小説 川崎サイト

 

足場


 人は二本足だが、腕を加えれば四つ足になるが、この場合は四つん這い、歩くというより這うことになる。幼児のハイハイ、四文字だ。
 二本足で立っているが、一本では長く立っていられない。地に足を付けるとは、片足ではなく、両足。
 これは肉体的な話だが、足場とか、立場とかもある。立ち位置とかも。実際にそこに立つ場合もあるが、序列があり、席がある。座る場所が身分や上下関係で決まっている場合もあり、そのときは足場ではなく座り場になる。これは具体的な尻の置き場所だろう。
 しかし、多足の虫がいる。ムカデなどがそうだ。二本よりも多く、四本よりも多い。足を着ける場、足場は多いが、本体から離れたところではない。本体とくっついているため同じ場所。
 ところが人は複数の場に足場を持っている。属しているところが複数ある。
 色々な場に足を運び、色々な場所に足場を持っている。所属とか、帰属とか、その足場での位置は違うが、足を伸ばし、手を伸ばし、舌も伸ばしている。当然触角も。そういうものは人には出ていないが、触手というやつがあり、手のようなものを伸ばしたり、引っ込めたり、また角度を変えたり、探したりする。
 しかし、メインとする足場があり、これは職種とかに多いが、プロフィールとして、ざっくりと書かれているものだ。それが肩書きになっているのもある。何もなければ、誰某の子とか、誰某の兄とか、弟とか、妹とか、伯父とか叔母とか、そういった係累も立派な足場だ。実際にはこれはずっと続く足場でもある。

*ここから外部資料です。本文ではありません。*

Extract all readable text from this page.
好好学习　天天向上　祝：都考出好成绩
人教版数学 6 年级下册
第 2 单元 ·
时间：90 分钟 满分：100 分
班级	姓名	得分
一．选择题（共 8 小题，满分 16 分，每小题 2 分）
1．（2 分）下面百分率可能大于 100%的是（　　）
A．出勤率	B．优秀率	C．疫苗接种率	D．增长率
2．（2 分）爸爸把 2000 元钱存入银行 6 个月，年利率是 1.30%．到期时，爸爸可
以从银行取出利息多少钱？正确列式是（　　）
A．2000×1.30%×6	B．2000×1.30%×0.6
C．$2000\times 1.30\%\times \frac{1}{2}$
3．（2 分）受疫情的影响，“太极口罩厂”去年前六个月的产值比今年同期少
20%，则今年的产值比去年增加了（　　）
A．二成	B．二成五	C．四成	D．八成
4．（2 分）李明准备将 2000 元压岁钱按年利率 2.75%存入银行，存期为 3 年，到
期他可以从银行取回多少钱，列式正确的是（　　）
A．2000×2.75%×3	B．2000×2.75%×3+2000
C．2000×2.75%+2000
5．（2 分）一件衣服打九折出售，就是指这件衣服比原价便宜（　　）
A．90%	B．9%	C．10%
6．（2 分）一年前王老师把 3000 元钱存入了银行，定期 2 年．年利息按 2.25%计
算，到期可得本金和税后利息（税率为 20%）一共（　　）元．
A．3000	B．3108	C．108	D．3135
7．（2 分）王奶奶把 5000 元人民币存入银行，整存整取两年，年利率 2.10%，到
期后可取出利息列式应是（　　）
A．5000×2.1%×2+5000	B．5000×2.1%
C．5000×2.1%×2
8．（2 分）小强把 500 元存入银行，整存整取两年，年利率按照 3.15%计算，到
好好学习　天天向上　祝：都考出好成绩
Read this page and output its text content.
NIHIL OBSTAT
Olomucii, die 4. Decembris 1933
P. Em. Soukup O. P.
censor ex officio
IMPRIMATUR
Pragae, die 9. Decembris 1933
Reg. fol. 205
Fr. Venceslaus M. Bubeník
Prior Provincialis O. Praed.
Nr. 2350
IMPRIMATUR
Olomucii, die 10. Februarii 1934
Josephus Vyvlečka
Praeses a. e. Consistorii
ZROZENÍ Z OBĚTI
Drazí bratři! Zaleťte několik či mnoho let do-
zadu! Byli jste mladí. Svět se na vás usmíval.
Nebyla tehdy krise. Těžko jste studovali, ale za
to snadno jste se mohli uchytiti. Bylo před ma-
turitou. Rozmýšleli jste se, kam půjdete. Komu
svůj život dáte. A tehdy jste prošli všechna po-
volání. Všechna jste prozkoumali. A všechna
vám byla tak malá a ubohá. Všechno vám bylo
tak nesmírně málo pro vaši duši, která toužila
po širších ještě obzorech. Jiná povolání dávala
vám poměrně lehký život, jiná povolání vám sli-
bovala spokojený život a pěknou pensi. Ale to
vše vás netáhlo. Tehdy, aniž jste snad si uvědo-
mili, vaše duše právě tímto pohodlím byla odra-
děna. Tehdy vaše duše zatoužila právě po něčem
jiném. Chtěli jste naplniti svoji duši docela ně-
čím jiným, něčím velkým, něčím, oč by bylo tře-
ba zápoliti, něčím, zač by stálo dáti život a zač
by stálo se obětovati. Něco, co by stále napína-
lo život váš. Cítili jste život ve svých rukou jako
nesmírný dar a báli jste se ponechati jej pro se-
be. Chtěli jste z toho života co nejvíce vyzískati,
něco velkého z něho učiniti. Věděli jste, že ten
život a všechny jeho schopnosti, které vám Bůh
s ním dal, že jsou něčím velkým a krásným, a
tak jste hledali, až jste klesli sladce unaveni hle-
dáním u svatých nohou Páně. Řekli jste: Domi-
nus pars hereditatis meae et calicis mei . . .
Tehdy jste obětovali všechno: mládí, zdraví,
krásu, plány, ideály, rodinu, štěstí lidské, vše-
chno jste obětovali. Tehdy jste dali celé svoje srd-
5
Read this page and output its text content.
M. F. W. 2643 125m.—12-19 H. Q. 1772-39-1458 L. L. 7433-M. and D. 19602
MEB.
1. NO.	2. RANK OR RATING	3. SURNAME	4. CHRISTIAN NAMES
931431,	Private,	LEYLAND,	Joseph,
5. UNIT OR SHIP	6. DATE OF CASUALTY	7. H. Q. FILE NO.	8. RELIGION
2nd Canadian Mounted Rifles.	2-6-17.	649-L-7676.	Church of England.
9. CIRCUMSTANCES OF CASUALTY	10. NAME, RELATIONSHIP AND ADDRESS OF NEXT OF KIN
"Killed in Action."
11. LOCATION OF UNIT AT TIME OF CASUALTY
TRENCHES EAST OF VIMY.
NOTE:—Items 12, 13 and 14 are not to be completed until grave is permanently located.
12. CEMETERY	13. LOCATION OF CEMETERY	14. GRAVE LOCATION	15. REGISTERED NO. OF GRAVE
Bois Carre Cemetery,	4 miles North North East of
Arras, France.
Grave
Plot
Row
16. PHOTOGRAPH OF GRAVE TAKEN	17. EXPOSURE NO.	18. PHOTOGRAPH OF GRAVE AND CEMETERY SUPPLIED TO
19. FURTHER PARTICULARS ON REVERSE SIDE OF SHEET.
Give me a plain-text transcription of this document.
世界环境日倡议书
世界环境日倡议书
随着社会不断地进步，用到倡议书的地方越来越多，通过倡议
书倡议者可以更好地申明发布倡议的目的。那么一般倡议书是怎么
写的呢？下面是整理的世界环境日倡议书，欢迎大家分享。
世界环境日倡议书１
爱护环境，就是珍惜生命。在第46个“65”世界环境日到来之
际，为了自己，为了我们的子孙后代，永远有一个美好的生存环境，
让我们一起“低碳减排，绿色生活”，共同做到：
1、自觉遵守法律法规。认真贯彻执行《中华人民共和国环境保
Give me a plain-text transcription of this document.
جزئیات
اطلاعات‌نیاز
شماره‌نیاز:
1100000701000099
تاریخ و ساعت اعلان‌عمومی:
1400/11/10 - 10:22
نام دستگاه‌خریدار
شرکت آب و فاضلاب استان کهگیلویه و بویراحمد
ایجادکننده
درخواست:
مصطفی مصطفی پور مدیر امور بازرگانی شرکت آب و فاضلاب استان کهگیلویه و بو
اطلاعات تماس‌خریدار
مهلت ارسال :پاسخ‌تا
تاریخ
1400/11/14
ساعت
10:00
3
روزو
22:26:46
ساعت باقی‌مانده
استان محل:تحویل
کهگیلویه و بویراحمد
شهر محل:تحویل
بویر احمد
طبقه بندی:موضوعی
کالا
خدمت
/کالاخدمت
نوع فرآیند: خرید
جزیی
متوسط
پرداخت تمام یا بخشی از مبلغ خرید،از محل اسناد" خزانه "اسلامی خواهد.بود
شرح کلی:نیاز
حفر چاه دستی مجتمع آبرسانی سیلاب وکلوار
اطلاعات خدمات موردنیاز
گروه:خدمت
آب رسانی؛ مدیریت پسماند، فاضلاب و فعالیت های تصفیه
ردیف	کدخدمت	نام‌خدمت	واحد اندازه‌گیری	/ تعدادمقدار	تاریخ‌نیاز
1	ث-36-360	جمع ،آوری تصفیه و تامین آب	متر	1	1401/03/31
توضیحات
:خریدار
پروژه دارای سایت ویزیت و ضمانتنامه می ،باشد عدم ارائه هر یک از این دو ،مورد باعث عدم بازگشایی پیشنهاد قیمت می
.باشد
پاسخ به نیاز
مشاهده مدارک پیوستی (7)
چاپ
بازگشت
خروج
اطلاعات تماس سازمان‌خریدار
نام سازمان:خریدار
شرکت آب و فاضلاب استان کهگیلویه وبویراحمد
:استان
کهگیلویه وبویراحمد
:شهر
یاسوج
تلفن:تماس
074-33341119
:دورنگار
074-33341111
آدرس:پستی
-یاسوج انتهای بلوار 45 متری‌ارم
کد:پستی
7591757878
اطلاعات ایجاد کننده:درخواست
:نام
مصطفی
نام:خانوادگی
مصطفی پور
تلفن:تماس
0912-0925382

要するに家族や親戚のこと。
 ただ、そういう足場から出て、別のところで、色々と足場を拵える。世間に出て仕事をすれば、それなりの足場ができる。
 建物を建てるための足場組みだけではなく、仕事をするための足場作りもある。
 こういうのを見ていると、身体が出てくる。足がそうだし、肩書きの肩がそうだ。
 肩を貸すと言っても、本当に肩を貸すわけではない。まあ、負傷した人に肩を貸すことはあるだろうが。
 肩入れをする。肩を組む。いずれも肩を使って何かをするわけではない。本当に肩を組み合ってもいいのだが、そういう肉体的なことではないところで使われる。
 簡単には上がれないところでは、足場が必要だ。足をかける場所。岩場などを登るときは、そうだろう。足だけではなく、手を引っかけたり、掴めるようなところも大事だが、この例では足場は次々に変わる。
 逆に進めない原因として足枷というのもある。それが邪魔をして足が出ない。
 住むところが変わると、足場も変わるだろう。もの凄く具体的に。
 仕事や何らかの活動のための足場に拠点というのもある。場所がいいのだろう。動きやすいような。また、人も集めやすいような、または関係する人が見付けやすいようなとか、色々と理由がある。
 しかし、それらは軍事用語だったりしそうだ。実際にドンパチやるわけではないが、別の戦争や戦いをやっているのだろう。
 悪い奴ほどよく走る、と言った人がいたが、これも足だ。
 悪い奴ほどよく眠る。こちらの方が有名だろう。そやつの足場はどうなっているのだろう。